誰かのおかげじゃないよ
「佐藤さんが今まで出してきた成果は、全部佐藤さんだけのものです。誰かのおかげじゃないよ。だから、いつも言っているけど、改めて。自信をもって。」
この言葉、これは私が大学受験の直前、塾の担当チューターさんからもらった手紙に書かれていたものだ。大抵、人は「感謝すること」に重きをおくし、おくべきなのだと思う。それこそ例えば受験だったら、夜遅く帰ってもお風呂を沸かして待っていてくれたお兄ちゃんだったり、ばかにならない塾代を払ってくれた両親だったり、一緒に泣き合った友達だったり。私が受験を無事に終えられたのは間違いなくそういった人たちのおかげで、それは絶対に揺らがないけれど、それでも、私はこの言葉をもらった時、どうしようもなく涙が溢れて、仕方なかった。私が出した成果って、私のものであっていいんだな。たくさんたくさん支えてもらって、それでも成果を出したのは、頑張り続けたのは、私なんだな、そう思えた。

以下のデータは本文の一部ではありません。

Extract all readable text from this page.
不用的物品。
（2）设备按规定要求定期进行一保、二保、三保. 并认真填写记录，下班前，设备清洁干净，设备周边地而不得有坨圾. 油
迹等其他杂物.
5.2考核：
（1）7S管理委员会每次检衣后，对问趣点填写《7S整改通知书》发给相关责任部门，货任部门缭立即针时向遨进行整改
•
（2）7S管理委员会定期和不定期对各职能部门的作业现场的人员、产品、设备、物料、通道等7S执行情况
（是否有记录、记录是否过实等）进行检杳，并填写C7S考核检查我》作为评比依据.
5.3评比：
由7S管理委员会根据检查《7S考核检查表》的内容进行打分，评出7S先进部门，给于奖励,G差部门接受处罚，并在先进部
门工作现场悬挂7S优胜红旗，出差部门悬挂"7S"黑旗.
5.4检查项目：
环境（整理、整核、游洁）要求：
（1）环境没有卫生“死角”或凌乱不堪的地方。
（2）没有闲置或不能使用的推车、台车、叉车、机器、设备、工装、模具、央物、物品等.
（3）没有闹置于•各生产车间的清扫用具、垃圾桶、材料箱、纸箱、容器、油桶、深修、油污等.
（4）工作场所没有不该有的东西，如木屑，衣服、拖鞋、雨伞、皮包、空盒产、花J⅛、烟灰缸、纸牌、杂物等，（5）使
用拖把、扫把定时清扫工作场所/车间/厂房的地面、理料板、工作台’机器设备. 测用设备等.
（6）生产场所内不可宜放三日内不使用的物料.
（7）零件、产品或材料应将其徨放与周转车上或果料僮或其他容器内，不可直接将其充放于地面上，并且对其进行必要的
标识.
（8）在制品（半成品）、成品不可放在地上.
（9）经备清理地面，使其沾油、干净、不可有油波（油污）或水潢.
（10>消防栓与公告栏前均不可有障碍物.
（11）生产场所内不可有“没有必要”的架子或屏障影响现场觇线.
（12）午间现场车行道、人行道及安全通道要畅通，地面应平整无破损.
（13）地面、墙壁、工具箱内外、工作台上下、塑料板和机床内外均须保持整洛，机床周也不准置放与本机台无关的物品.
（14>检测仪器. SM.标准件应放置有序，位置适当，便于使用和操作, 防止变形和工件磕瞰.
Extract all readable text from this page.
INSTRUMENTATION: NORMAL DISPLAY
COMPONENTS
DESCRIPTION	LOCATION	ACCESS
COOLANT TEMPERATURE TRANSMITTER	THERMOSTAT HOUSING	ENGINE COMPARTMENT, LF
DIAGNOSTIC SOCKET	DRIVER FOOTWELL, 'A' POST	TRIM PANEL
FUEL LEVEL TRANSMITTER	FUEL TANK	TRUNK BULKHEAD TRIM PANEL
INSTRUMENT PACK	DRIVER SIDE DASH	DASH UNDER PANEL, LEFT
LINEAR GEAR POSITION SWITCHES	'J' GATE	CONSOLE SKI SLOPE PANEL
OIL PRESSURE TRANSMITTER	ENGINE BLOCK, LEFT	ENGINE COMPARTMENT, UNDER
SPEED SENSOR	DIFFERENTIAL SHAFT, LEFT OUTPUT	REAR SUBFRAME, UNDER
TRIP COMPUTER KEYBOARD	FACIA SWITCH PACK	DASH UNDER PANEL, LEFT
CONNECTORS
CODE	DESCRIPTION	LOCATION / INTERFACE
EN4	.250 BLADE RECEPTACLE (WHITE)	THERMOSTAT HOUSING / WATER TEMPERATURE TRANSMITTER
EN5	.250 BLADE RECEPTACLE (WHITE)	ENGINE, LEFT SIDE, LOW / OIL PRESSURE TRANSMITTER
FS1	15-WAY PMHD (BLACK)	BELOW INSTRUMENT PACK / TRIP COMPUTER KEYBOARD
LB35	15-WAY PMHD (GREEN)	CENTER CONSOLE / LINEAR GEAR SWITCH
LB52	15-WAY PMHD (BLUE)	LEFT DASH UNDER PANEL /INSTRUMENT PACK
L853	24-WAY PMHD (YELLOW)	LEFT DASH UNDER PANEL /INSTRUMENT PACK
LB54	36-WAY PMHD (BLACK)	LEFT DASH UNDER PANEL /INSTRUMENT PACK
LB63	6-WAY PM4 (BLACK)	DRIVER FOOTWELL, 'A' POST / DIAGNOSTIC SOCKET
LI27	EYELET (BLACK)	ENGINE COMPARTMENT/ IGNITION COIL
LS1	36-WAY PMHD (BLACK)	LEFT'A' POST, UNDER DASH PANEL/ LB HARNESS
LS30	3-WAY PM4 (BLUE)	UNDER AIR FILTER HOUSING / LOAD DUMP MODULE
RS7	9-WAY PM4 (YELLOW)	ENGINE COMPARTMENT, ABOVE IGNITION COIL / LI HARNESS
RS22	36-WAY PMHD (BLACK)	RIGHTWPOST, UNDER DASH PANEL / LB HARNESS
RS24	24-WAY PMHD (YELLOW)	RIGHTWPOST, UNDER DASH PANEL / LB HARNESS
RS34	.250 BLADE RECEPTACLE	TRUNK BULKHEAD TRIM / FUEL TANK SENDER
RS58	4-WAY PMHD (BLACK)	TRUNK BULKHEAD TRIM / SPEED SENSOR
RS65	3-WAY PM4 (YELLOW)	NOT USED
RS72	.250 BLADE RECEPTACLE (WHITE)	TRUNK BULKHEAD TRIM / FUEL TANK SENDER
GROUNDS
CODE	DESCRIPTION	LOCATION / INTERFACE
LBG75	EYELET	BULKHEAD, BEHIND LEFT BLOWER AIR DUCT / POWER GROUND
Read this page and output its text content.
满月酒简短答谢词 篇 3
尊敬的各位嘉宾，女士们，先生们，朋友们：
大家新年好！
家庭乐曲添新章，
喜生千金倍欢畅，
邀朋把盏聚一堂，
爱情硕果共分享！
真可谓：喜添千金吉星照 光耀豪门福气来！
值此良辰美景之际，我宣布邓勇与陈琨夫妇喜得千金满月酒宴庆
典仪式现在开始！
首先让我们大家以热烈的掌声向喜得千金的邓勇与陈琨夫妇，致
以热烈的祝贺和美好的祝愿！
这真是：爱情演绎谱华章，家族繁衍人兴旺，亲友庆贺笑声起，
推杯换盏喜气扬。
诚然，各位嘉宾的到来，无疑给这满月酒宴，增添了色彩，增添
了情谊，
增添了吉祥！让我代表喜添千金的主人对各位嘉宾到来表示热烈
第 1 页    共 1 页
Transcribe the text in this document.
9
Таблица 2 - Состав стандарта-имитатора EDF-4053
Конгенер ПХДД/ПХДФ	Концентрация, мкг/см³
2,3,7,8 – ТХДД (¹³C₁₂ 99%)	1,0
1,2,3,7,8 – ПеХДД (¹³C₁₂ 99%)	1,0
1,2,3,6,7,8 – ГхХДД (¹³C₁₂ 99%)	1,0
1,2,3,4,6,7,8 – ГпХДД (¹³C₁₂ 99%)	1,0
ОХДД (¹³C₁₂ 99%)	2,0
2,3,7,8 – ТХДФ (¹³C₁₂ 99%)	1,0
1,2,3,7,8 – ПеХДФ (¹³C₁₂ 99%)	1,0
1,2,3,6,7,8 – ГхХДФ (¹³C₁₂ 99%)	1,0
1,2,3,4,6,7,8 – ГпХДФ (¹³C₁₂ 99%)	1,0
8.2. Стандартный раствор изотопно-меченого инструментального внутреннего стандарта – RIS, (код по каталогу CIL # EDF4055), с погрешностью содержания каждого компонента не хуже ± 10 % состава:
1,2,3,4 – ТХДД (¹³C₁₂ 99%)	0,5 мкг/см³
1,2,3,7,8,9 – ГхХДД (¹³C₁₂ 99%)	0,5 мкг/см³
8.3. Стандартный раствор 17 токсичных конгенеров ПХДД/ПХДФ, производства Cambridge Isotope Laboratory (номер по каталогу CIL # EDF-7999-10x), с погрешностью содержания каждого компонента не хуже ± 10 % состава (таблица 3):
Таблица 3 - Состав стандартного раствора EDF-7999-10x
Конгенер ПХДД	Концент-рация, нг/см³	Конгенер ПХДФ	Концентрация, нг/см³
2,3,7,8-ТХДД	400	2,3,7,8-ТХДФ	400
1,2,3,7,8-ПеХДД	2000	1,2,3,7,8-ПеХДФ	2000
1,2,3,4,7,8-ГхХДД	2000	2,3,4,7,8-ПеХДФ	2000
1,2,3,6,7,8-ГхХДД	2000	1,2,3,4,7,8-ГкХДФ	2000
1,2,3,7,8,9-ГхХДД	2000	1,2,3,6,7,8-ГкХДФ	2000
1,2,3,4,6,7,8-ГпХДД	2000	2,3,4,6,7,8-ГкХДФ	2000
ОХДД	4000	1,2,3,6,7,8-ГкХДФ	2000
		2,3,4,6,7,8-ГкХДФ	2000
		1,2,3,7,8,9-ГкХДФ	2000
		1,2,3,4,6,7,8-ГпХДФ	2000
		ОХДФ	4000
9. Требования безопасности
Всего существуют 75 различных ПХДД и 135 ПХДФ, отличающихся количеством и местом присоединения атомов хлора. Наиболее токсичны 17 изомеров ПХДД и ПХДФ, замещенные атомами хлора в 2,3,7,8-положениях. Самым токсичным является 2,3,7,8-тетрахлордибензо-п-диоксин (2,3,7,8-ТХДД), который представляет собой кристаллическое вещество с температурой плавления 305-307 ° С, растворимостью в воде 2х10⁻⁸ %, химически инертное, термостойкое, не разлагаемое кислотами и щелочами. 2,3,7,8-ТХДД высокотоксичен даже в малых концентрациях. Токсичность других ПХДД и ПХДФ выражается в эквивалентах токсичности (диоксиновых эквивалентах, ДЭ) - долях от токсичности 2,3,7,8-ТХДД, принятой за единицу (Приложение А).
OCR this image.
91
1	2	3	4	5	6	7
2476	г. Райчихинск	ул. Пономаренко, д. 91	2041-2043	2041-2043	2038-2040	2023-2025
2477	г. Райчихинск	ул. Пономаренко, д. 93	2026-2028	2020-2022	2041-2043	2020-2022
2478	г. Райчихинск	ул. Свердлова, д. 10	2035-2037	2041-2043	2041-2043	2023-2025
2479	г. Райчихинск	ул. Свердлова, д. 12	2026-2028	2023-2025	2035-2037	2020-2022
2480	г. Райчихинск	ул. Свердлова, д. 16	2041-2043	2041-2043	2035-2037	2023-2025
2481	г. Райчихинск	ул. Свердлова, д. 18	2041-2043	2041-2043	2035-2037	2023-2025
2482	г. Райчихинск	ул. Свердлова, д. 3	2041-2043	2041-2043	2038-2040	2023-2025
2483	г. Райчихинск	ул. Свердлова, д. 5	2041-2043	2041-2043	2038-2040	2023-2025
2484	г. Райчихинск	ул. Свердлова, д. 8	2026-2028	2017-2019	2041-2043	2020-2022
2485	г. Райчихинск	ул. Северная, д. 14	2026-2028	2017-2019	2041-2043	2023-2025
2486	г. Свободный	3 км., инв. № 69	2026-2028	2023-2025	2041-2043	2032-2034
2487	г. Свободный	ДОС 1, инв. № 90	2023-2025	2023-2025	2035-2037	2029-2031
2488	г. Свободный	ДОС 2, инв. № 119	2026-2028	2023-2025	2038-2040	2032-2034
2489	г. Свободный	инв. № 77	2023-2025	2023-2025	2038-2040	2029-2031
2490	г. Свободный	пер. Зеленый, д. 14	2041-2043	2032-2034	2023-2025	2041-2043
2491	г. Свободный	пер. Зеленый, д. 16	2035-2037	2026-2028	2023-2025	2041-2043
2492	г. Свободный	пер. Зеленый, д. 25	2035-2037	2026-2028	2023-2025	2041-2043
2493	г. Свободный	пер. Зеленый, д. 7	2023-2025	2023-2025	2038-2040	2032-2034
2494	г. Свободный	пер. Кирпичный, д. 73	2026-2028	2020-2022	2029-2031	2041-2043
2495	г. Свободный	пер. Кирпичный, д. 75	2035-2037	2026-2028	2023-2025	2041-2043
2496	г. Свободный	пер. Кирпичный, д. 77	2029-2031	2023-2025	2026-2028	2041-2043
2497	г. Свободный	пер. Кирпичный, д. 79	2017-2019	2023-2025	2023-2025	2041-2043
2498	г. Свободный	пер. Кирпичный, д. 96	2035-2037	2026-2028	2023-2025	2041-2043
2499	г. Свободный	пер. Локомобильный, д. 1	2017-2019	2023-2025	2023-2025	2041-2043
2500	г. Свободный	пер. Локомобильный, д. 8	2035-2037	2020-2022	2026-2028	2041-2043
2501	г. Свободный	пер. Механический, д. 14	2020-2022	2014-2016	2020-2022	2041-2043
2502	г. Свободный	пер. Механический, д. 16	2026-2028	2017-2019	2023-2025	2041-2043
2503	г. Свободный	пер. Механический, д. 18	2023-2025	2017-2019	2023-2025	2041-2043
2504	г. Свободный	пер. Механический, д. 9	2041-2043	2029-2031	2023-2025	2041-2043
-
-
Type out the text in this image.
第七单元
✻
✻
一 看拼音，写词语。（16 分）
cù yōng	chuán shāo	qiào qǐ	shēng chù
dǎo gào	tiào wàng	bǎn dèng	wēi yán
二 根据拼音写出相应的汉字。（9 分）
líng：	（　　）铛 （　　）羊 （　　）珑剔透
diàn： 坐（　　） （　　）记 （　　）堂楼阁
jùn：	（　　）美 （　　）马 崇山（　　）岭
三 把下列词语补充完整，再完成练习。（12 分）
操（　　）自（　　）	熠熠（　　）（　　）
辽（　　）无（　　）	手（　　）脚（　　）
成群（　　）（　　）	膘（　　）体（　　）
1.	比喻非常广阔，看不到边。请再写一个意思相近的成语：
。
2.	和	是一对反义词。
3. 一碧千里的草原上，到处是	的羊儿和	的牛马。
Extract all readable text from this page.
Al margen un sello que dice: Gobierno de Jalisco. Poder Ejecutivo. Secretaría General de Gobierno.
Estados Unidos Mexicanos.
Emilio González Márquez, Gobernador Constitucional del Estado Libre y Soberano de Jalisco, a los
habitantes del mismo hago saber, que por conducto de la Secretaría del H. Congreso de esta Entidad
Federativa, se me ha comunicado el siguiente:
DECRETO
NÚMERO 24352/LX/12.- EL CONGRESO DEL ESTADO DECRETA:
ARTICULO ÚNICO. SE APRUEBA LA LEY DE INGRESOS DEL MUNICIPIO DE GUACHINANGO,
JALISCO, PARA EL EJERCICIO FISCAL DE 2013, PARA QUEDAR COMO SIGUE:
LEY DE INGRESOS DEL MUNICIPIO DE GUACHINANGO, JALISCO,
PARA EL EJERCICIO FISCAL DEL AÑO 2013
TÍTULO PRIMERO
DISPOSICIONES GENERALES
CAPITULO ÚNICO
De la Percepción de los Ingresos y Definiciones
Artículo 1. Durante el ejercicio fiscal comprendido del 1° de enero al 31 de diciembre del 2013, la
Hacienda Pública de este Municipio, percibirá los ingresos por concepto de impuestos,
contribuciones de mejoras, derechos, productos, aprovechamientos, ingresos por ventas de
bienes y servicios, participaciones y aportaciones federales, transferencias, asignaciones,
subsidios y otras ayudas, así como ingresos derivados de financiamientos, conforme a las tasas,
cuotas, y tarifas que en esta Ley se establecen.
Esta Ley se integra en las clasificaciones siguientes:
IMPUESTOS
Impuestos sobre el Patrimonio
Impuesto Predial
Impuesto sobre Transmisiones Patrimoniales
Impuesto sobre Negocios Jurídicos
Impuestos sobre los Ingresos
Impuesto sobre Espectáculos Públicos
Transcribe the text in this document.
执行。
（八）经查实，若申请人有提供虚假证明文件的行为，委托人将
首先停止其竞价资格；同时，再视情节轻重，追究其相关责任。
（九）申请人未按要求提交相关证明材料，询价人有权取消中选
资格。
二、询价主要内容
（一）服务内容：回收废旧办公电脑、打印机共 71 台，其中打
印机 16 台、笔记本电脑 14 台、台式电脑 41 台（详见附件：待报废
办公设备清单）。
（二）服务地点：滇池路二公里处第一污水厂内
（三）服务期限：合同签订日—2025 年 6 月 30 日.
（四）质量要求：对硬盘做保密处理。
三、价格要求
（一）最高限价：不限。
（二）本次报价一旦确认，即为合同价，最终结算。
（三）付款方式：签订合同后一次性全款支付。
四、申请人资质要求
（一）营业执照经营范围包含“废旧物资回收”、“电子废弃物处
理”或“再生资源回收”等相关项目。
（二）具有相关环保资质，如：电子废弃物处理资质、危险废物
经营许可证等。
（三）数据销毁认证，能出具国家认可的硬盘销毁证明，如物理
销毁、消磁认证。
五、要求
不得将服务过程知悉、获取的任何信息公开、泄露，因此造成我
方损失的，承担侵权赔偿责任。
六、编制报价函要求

私が周りの人に感謝できたのは、私の頑張りを認めてくれた人がいたからだと思う。きっと誰かのおかげなんだけど、誰かのおかげじゃないよって言ってくれた人がいたからなんだと思う。
この言葉をくれた人とは受験が終わってから会っていないし、こんな手紙の内容なんて忘れてしまっているかもしれないけれど、それでもいいと、そう本気で思っている。